PVR-TC was originally developed to replace the prior PVR vector quantization scheme specifically because of PVR-VQ's high hardware implementation cost for indirect data accesses, so avoiding the expense of more die area in a TC solution was already shown to be a priority of the hardware team.
It's not the HW cost but the memory latency that's the issue... unless you are implying that you'd need very large caches to hide it?

Having said that, some people are manually doing their own "VQ" in the fragment shaders.
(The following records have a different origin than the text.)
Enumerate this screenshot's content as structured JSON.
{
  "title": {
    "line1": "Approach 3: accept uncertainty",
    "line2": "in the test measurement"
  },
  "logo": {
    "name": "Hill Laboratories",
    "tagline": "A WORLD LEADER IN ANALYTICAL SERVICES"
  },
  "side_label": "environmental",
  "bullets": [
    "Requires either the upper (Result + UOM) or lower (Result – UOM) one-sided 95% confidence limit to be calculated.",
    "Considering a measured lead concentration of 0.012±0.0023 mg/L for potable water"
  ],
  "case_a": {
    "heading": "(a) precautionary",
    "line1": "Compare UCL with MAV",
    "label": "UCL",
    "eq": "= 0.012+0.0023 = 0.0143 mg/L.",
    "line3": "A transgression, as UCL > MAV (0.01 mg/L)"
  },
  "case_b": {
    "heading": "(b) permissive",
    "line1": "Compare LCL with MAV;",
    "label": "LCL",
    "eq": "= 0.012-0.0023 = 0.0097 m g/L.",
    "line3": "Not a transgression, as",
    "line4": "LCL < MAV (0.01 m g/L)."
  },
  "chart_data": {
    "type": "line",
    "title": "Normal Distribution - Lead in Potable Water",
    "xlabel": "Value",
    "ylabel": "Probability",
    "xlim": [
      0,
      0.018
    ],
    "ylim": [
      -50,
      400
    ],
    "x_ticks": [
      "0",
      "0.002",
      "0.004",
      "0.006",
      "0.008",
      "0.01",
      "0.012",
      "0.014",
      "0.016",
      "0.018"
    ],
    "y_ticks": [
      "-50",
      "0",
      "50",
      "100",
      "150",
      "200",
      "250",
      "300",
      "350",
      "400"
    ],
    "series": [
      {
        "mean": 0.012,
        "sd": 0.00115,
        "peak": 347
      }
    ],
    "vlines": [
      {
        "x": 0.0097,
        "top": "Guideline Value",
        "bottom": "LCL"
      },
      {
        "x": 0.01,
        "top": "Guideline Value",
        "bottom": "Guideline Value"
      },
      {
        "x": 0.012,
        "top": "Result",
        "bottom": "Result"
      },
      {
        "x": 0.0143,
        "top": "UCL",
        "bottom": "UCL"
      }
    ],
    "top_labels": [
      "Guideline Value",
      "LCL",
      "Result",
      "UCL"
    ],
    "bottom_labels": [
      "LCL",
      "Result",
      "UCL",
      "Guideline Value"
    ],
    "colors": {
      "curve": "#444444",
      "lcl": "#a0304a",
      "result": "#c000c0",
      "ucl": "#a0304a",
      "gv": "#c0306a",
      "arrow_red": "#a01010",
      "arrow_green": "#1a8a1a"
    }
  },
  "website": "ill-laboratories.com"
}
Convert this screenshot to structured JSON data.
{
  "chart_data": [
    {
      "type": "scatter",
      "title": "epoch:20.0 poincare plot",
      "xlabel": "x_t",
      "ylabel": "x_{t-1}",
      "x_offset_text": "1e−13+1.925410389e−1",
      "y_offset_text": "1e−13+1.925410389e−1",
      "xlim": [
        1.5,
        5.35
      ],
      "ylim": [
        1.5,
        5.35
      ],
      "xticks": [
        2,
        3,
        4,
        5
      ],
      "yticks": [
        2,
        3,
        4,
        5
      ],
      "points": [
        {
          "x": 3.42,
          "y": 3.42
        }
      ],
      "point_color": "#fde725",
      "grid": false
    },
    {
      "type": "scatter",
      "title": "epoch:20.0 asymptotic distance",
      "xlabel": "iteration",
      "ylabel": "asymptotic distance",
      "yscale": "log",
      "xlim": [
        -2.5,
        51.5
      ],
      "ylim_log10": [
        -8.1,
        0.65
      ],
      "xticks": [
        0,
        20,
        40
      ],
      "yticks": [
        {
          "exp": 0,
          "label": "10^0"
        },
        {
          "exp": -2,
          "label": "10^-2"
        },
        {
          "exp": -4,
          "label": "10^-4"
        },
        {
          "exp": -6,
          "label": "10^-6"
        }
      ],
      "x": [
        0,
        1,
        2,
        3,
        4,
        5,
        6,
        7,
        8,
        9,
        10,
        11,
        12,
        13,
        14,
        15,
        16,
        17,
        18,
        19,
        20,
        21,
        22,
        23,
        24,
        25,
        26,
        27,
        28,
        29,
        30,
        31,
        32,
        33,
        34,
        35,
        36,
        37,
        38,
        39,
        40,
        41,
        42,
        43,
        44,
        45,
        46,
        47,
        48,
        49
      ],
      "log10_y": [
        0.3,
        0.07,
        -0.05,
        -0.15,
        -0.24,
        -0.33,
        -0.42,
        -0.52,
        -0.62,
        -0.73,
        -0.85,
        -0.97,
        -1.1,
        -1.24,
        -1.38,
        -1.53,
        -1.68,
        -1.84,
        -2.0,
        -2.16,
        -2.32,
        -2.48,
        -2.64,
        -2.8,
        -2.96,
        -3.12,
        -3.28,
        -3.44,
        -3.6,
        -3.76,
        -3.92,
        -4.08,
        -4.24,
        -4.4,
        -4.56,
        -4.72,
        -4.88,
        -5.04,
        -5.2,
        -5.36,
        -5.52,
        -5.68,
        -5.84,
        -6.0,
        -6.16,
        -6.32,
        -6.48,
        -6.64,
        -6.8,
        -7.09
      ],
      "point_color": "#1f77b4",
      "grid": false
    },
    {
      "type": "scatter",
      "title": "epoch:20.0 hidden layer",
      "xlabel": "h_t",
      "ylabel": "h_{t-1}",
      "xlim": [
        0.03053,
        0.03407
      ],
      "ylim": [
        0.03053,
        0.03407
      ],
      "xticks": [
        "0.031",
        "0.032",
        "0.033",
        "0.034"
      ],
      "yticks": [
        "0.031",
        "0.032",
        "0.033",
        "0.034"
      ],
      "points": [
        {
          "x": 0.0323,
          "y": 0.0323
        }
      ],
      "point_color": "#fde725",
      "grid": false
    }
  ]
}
IIRC Colt McAnlis ( https://twitter.com/duhroach ) of Google seems to be doing this. See https://www.youtube.com/watch?v=jHXzzHElFPk&index=14&list=PLOU2XLYxmsII5O-vSGx2S3dN-hSVc3Cs_ around 20:40.
 
Shipping, actually. They started manufacturing in Q1.

I seem to recall that anandtech discovered that apple silently changed the soc in the current ipad of the time, from 32nm to 28nm, which was seen as them testing in a limited form. There was no way to tell which ipad had what soc, except the newer one ran for longer and cooler.

It's possible therefore that some A7 devices selling now might have a 20nm chip in them.
 
You mean like they did with the iPad 2, where they switched from a 45 nm A5 chips to a 32 nm A5 chip roughly a year after release?